The New Mexico Higher Education Department is recommending $121 million for capital outlay requests throughout the state of New Mexico for higher education institutions, such as Eastern New Mexico University and Clovis Community College, according to an associated press report.
The initial capital outlay requests from university presidents and college representatives was $429 million, according to the AP story.
Some of the items ENMU representatives are requesting are $1.5 million for the new KENW broadcast center and $6 million to renovate the Music Building.
“Right now, nothing has been enacted on,” Steven Gamble, ENMU president, said. “Everything is still in progress.”

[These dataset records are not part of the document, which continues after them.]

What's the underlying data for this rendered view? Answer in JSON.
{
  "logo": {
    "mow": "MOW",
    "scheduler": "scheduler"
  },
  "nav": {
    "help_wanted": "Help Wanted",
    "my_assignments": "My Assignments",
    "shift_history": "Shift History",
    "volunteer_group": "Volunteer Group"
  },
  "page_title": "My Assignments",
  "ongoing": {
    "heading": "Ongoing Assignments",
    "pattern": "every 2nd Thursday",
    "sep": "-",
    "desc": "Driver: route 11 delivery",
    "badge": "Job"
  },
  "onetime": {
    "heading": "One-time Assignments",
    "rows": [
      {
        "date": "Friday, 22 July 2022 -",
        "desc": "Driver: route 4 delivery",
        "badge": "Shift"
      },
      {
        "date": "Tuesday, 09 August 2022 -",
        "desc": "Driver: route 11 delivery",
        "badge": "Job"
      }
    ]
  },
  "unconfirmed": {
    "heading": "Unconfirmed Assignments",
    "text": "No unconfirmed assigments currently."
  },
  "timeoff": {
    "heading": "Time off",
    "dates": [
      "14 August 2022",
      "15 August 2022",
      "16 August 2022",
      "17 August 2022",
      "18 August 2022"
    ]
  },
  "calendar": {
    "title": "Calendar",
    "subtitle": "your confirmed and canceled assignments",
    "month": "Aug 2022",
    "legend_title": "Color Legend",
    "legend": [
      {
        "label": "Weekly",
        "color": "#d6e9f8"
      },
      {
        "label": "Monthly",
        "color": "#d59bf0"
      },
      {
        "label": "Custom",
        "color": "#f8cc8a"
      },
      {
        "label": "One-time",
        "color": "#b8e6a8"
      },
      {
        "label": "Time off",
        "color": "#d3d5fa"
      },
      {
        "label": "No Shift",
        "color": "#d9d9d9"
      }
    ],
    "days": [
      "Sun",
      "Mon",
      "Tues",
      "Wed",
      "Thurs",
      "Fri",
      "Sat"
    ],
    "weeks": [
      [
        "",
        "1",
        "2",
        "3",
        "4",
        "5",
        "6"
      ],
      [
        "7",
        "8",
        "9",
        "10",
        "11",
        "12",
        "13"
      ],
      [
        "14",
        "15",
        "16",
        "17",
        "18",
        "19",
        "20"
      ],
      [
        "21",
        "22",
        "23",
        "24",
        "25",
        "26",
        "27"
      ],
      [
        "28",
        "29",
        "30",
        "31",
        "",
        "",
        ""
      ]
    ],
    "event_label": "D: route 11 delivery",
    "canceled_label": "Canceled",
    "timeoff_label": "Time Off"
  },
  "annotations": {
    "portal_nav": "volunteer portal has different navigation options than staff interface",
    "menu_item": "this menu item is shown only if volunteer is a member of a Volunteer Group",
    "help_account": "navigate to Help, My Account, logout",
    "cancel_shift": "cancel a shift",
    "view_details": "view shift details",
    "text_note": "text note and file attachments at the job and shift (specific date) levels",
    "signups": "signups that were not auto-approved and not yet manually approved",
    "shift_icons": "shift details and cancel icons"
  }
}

Gamble said there are two different bills concerning funding for university construction projects.
“In one bill we do well in, the other we don’t” Gamble said. “The bill we do well in is with the legislators and the one we don’t well in is from the executive branch.”
Gamble said in the NMHED recommendation ENMU officials would receive $1 million for the Music Building and $1 million for infrastructure. Through the bill sponsored by House Speaker Ben Lujan, D-Santa Fe, the university would receive $4.5 million for the Music Building and $4.5 million for infrastructure, according to Gamble, which is the bill university officials are favoring.
Gamble cautions it’s still too early to know just how much money the university will receive.
In a Clovis News-Journal story, Gov. Bill Richardson pledged $2 million for the Clovis Community College Allied Health Center, roughly half the cost of the project.
New Mexico Highlands University president Manny Aragon had his requests cut down from $51 million to $9 million in the department’s recommendations. Four of the eight requests are: $28.6 million for maintenance improvements to the university; $12 million to purchase land located in Rio Rancho; $12 million to design and construct a student services center at NMHU and $3.5 million to design and construct an early childhood center, according to the New Mexico Legislature Web site.
There are also different pieces of legislation trying to expand the eligibility of the lottery scholarship program to include the children of military personnel stationed out of New Mexico, tribal colleges and students who graduated up to two years earlier from high school. Currently, only students who within six months of their high school graduation can apply for the scholarship.
Gamble said a concern is the long-term effect on the lottery scholarship fund.
“The concern is long-term, what’s going to happen 10 years from now to support the lottery scholarship program,” Gamble said. “All of us would like to help as many kids as we can go to school.”